PKO BP has terminated its contract with rating agency Standard and Poor’s, Poland’s biggest bank by assets announced on January 19.
The announcement from the state-controlled lender came days after S&P downgraded Poland’s sovereign rating from A- to BBB+. PKO insists its decision to end the contract has nothing to do with the downgrade of the sovereign, which in a novel twist was primarily a result of negative assessment of the Polish government’s recent moves to consolidate power via the constitutional court and state media.
PKO claimed in a statement that the move is part of an effort to reduce operational costs, which is important in “the environment of low interest rates and regulatory changes".
The government has pushed through a bank tax that will place a 0.44% levy on assets from next month. A presidential bill proposing a painful scheme to allow borrowers to convert Swiss franc mortgages is currently being analysed by financial marekts regulator KNF. The presidential office issued the draft and the parliament approved the bank tax on the same day that S&P made its scheduled review of the sovereign.

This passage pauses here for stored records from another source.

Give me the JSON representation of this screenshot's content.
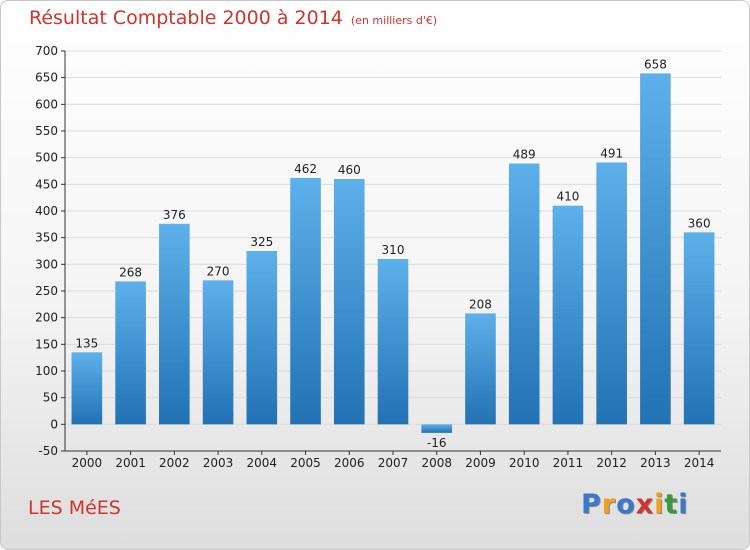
{
  "title": "Résultat Comptable 2000 à 2014",
  "title_unit": "(en milliers d'€)",
  "place_name": "LES MéES",
  "logo": {
    "letters": [
      "P",
      "r",
      "o",
      "x",
      "i",
      "t",
      "i"
    ],
    "colors": [
      "#3a78c8",
      "#f0a020",
      "#3a78c8",
      "#d0342c",
      "#f0a020",
      "#3a9a3a",
      "#3a78c8"
    ]
  },
  "colors": {
    "title": "#d0342c",
    "bar_light": "#5eb0ea",
    "bar_dark": "#2272b4",
    "grid": "#dcdcdc"
  },
  "chart_data": {
    "type": "bar",
    "title": "Résultat Comptable 2000 à 2014",
    "subtitle": "(en milliers d'€)",
    "xlabel": "",
    "ylabel": "",
    "categories": [
      "2000",
      "2001",
      "2002",
      "2003",
      "2004",
      "2005",
      "2006",
      "2007",
      "2008",
      "2009",
      "2010",
      "2011",
      "2012",
      "2013",
      "2014"
    ],
    "values": [
      135,
      268,
      376,
      270,
      325,
      462,
      460,
      310,
      -16,
      208,
      489,
      410,
      491,
      658,
      360
    ],
    "data_labels": [
      "135",
      "268",
      "376",
      "270",
      "325",
      "462",
      "460",
      "310",
      "-16",
      "208",
      "489",
      "410",
      "491",
      "658",
      "360"
    ],
    "ylim": [
      -50,
      700
    ],
    "yticks": [
      "-50",
      "0",
      "50",
      "100",
      "150",
      "200",
      "250",
      "300",
      "350",
      "400",
      "450",
      "500",
      "550",
      "600",
      "650",
      "700"
    ],
    "grid": true,
    "legend": "none"
  }
}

PKO also noted that its capital raising plans do not concern the US market, on which investors prefer entities to be rated by two of the major agencies. With the financing effort concentrating on the Polish and European markets, it is enough to be rated by one only, the bank says. PKO BP is rated A2/A3 by Moody’s, with a stable outlook.
S&P has now withdrawn the bank’s rating, after downgrading it to BBB - an effect of the sovereign downgrade on January 15. "At the time of the withdrawal, the outlook on PKO BP was stable, reflecting our view that the bank's capital and earnings capacity are sufficient to absorb the potential economic and industry risk pressures on the Polish banking industry," S&P wrote.